Now is our nation's need for economic liberation, yet we are made to lean on heroes pointed to us by the West. They will step aside so we fall before the mercy of Western forces that hide behind these anti-heroes. We must now turn to true heroes born of this soil, birthed to the ululation of familiar voices from the dusty plains of Mhondoro, Ngezi, Chegutu, Zvimba, Marange, Gwanda, Zvishavane, Mutoko and Hwange.

They are celebrated far from the foreign tongues that only speak of plundering and depleting our dusty plains of vast wealth and sustenance. Our real heroes must not be overshadowed by those imposed upon us by Western malicious agendas that attempt to have our people endeared to a Judas Iscariot kind of heroism that will betray our nation and its cause with a cold kiss. As I write, South Africa, the land of anti-apartheid heroes and the West's most celebrated African hero, has had 38 mining workers protesting their sorry socio-economic situation at Lonmin's Marikana Mine murdered.

Their "massacre", described as "one of the most deadly days of strike action in post-apartheid South Africa... reminding many of a painful past", was at the hands of a state and law enforcement machinery under the authority of erstwhile black anti-apartheid heroes. This "bloodbath" was in the name and interest of Londonbased Lonmin Mine whose South African operations constitute as much as 12 percent global platinum output. South Africa now asks how this could have been avoided. It would have been, and will only be avoided when South Africa's anti-apartheid heroes begin to identify with and rally to the people's cause to remedy their desperate economic condition.

Would a community or employee share ownership trust for Marikana, such as are being launched by President Robert Mugabe, not have avoided the community and workers of Marikana from turning to spear and machete as a last resort?

The community and workers of Marikana are now called perpetrators of violence by their black government and yesteryear heroes, yet it was they that were provoked by their economic deprivation in the face of plenty, Mr President Jacob Zuma, sir.

There is more massacre to come, for as long as these apartheid heroes now in power believe gun-blazing police officers are the response to addressing the plight of economically starved and agitated black people.

More Marikanas and Niger Deltas are to come should African heroes remain deaf and blind to their people's declared economic cause. I wonder what the West will say of this murderous act in heroic Mandela's South Africa. Or will they salute this deed of "heroism" which has sent a strong and clear message to the lot of a hungry black majority, that if they dare demand a share from white and Westernmonopolised African platinum and other resources, they shall be pulverised?

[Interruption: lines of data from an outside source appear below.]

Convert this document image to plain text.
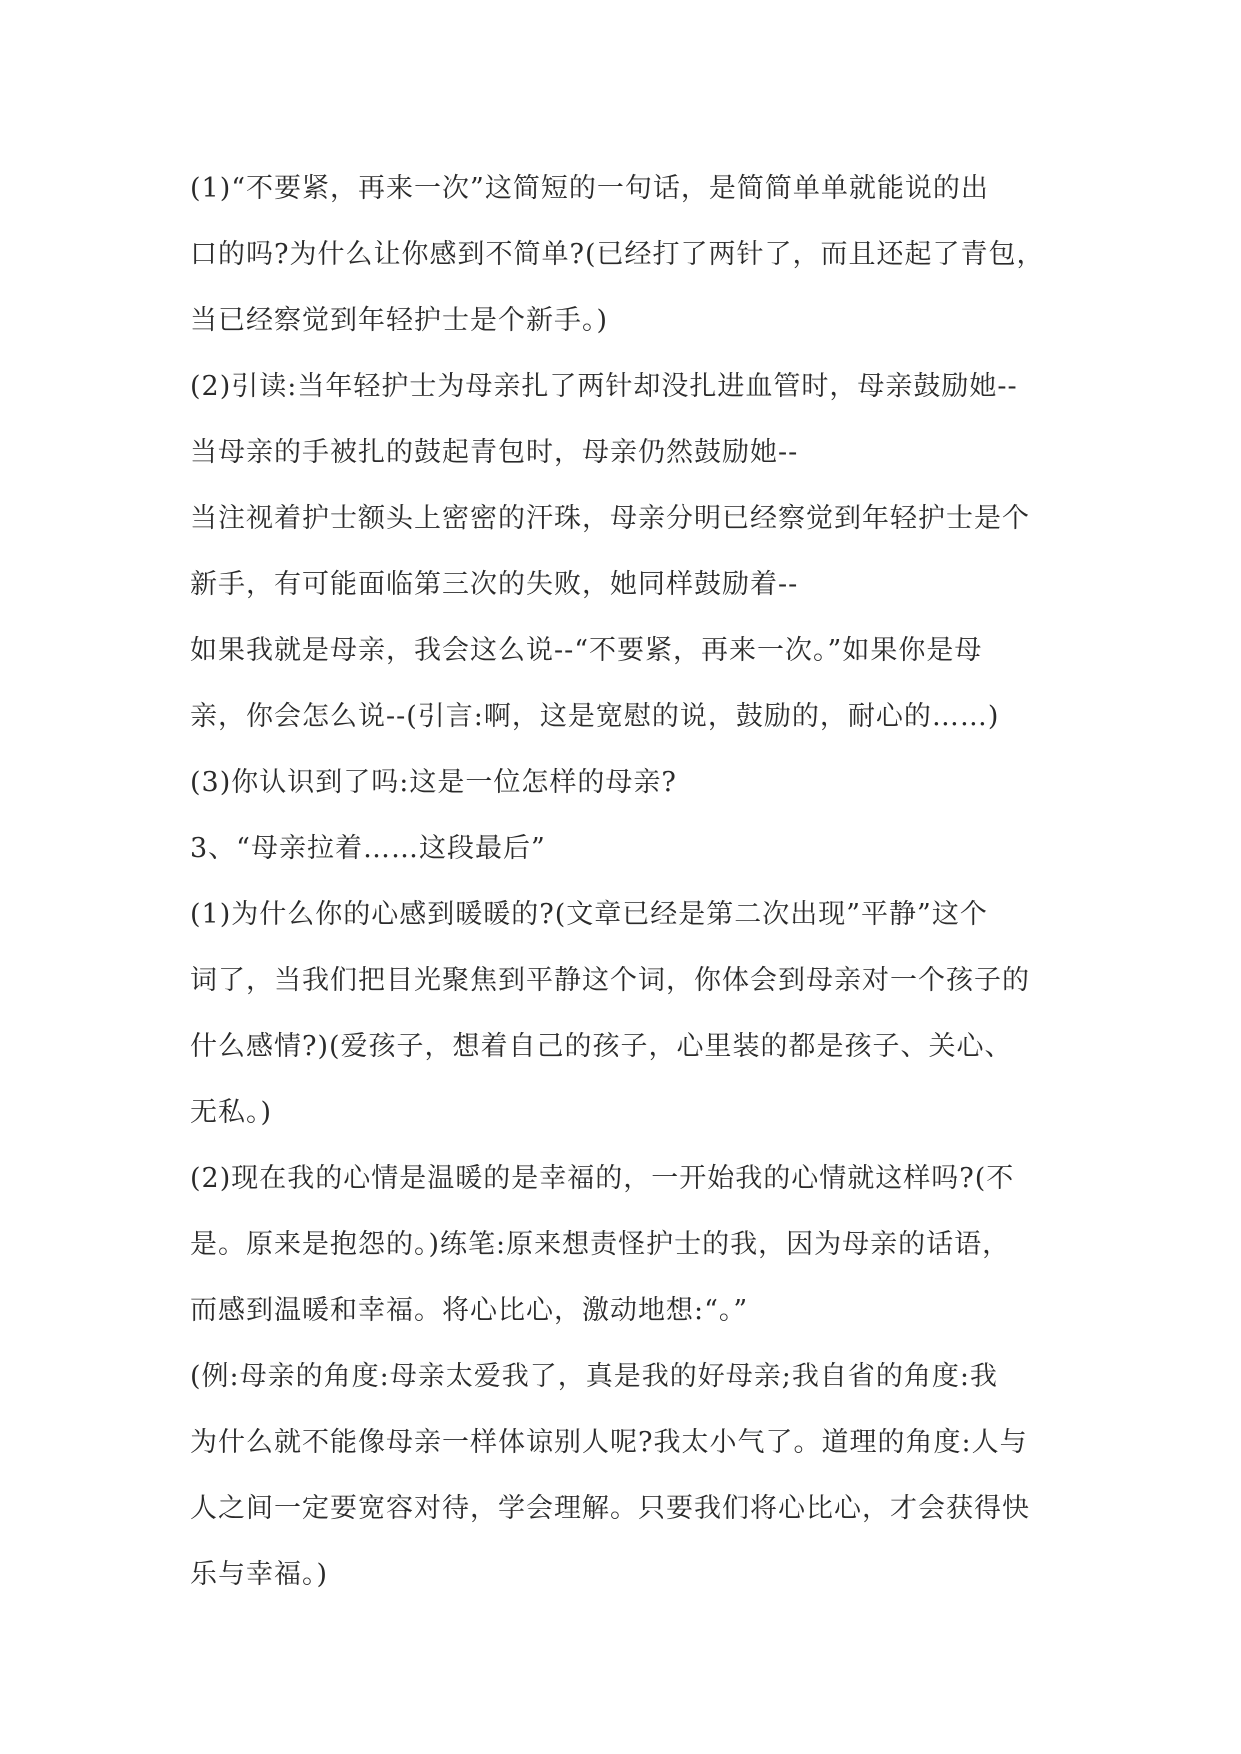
(1)“不要紧，再来一次”这简短的一句话，是简简单单就能说的出
口的吗?为什么让你感到不简单?(已经打了两针了，而且还起了青包，
当已经察觉到年轻护士是个新手。)
(2)引读:当年轻护士为母亲扎了两针却没扎进血管时，母亲鼓励她--
当母亲的手被扎的鼓起青包时，母亲仍然鼓励她--
当注视着护士额头上密密的汗珠，母亲分明已经察觉到年轻护士是个
新手，有可能面临第三次的失败，她同样鼓励着--
如果我就是母亲，我会这么说--“不要紧，再来一次。”如果你是母
亲，你会怎么说--(引言:啊，这是宽慰的说，鼓励的，耐心的……)
(3)你认识到了吗:这是一位怎样的母亲?
3、“母亲拉着……这段最后”
(1)为什么你的心感到暖暖的?(文章已经是第二次出现”平静”这个
词了，当我们把目光聚焦到平静这个词，你体会到母亲对一个孩子的
什么感情?)(爱孩子，想着自己的孩子，心里装的都是孩子、关心、
无私。)
(2)现在我的心情是温暖的是幸福的，一开始我的心情就这样吗?(不
是。原来是抱怨的。)练笔:原来想责怪护士的我，因为母亲的话语，
而感到温暖和幸福。将心比心，激动地想:“。”
(例:母亲的角度:母亲太爱我了，真是我的好母亲;我自省的角度:我
为什么就不能像母亲一样体谅别人呢?我太小气了。道理的角度:人与
人之间一定要宽容对待，学会理解。只要我们将心比心，才会获得快
乐与幸福。)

A prominent Johannesburg radio host, John Robbie, commented that the Marikana workers cannot "in this day and age" behave like "Zulu impis". But how can they not, Mr Robbie sir, when their socioeconomic being has not evolved with a share in South Africa's "civilising" and very much white wealth?

So damn them then, is it, Mr Robbie, to death with these daring "impis" then with their grubby hands demanding more from the exploitation of their natural resources? And so the massacre happened while President Zuma was in Zimbabwe to advise our economic hero, President Mugabe, on matters he believes are simply civil and political. Zuma urges speeding up of political reforms, ignorant to the more pertinent economic reforms that will avoid a civil and political catastrophe as just happened in his own backyard. God save us all, bestow upon us heroes who have eyes and actually see, ears and do hear, minds that discern and reflect a people's cause.

Rangu Nyamurundira is a lawyer and indigenisation and empowerment consultant based in Harare.